I grew up in Texas when segregation was the norm. In the 1950s, my town had discrete residential areas containing blacks or Hispanics (not what they were called then). Whites (“normal people”) were the majority and controlling population. Until 1964, when I was in junior high, segregation was legally and socially enforced.
I remember being in a department store one summer and desperately needing a drink. There were two water fountains and one had a long line of people; the other was empty. I ran up and got a drink from the available one, only to be chided about getting cooties from the “colored” water fountain. I had not noticed the two signs over them.
The so-called “colored” kids went to the “colored” schools and, due to redlining, the schools and neighborhoods remained segregated even after the 1964 Civil Rights Act. As a child, I was curious about segregation and race, and the times were rife with events that highlighted the schism in our society.
Because of the forced separation, we only saw or interacted with “colored” people in specific roles and certainly not in school or the local neighborhood. I never had much direct contact with “coloreds”, but was given plenty of anecdotal accounts of varying factual bases. Our dad was not discriminatory, and was good friends with several “colored” people. He was respectful to everyone, including some of our undesirable relatives, and demanded the same from us. My mother was less kind and preferred her “coloreds” to be subservient. We got a “colored” maid somewhere in there, and my mother was nice to her but never friendly. In contrast, my dad and us kids got along quite well with Christine.
I went to college in Norman, Oklahoma and lived in the athletic dorm where about a quarter of the residents were black, a new experience for me. In many ways, we were all cast into a strange mish-mash of cultural, academic and physical attributes. Like most of us white guys, many of my black teammates had never had such close connections to non-blacks. (Communal team showers introduced a new degree of exposure to both groups.) We were assigned dorm rooms with people of the same color and usually someone from near where you came from (not that that kept your roommate from being a lunatic).
In addition to the Okies, there were a lot of Texans of various hues, and it quickly became clear that most of the separation among us wasn’t racial, but cultural. Religion, economic status, degree of education and intelligence, personality, and most importantly, skill and team loyalty. We bonded by position on the playing field also. Offensive linemen tended to keep together, as did offensive backs and ends, and the same for the defensive players. There were small cliques of “straights” (no dope), “dopers,” “straights” (Bible thumpers), “hippies”, and of course, we had a whole group of bat-shit crazy guys from California.
I was intrigued by some of the black kids, who were excellent players and good guys, but obviously had less money and education than many of us. While most of us white guys had cars, nice clothes and fraternity memberships that gave us access to parties and sorority girls; a lot of the black guys were more isolated. There was also separation by field of study. Some of us were there for professional degrees, while others were content to keep their grades up in business administration or phys ed.
Until the Vietnam War draft lottery in 1969, players with acceptable grades had student deferments from the draft, so staying on the team and in school became particularly important for some kids from areas where the draft was heaviest. Guys that relied on ROTC to pull their grades up ended up heading off to the military at graduation anyway. After the lottery was established, deferments were eliminated and some players were drafted. We knew of players from previous years being killed in Vietnam, and it brought home our own mortality.

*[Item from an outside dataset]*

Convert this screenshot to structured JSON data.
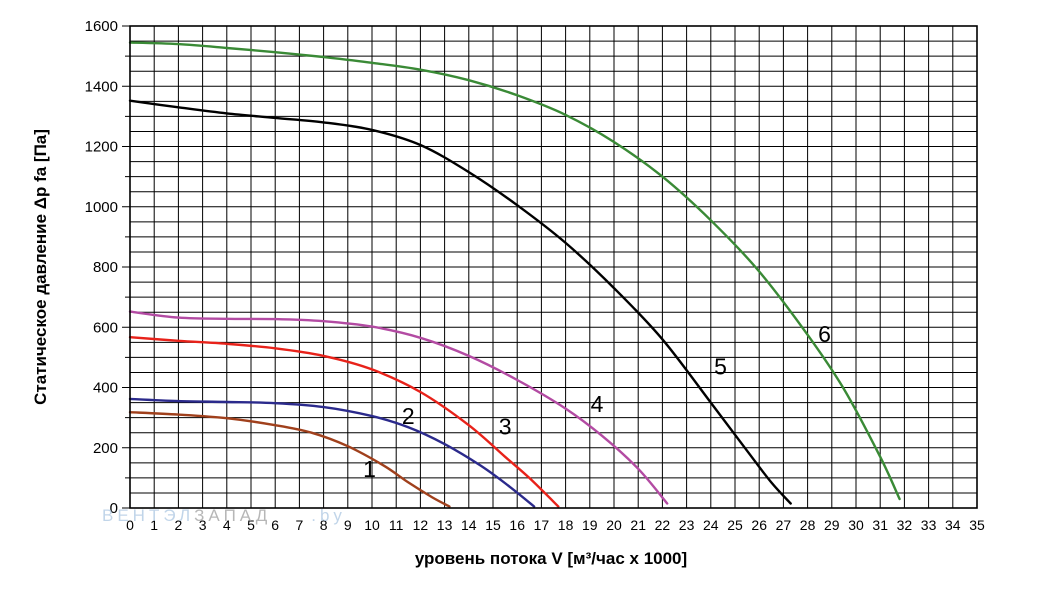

The times were changing. In 1968 two Olympic medal winners raised black-gloved fists in “black power” salutes. Race riots were continuing across the country, supplemented by anti-war protests, and many of each became violent. Back at school, there were intra-team tensions about haircuts and facial hair. (Some black players wanted to grow mustaches, and even some of the offensive linemen wanted to grow their hair longer.) Demonstrations were held across campus, but players were discouraged from participating.
After college, my time with the Indian Health Service on the Navajo reservation in Arizona gave me a whole new perspective on racial issues. Then, graduate school in Georgia introduced me to (East) Indian and Asian school mates, and I had more exposure to Native Americans in my job in Alaska. My jobs since then have given me exposure to different places, including internationally, and a wide variety of people from all over and a range of ethnicities. I have also noted differences among people from different settings — small towns, big cities, American heartland and coasts.
I claim no freedom from bias, but try hard to take individuals for who they are, how they act and how that impacts me. I’ve known “good and bad” people of all different stripes and admit to some struggle in trying to avoid generalizations about the various groups. Certainly, city kids have different experiences than country kids, but they’re both likely to have many of the same desirable and undesirable attributes. Different races, family, religious and educational backgrounds, social or economic strata, cultural norms and a whole myriad of other factors determine who we are and how we behave.
I have found that the most effective teams consist of a variety of people with different perspectives and skills. Just like a football team isn’t made up of eleven quarterbacks, any team effort is stronger, more resilient and more creative through diversity.
I find it interesting to observe and try to understand our differences. It’s an ever-changing vista of people with their own unique combination of traits, quirks and peculiarities. Luckily, we are not all the same.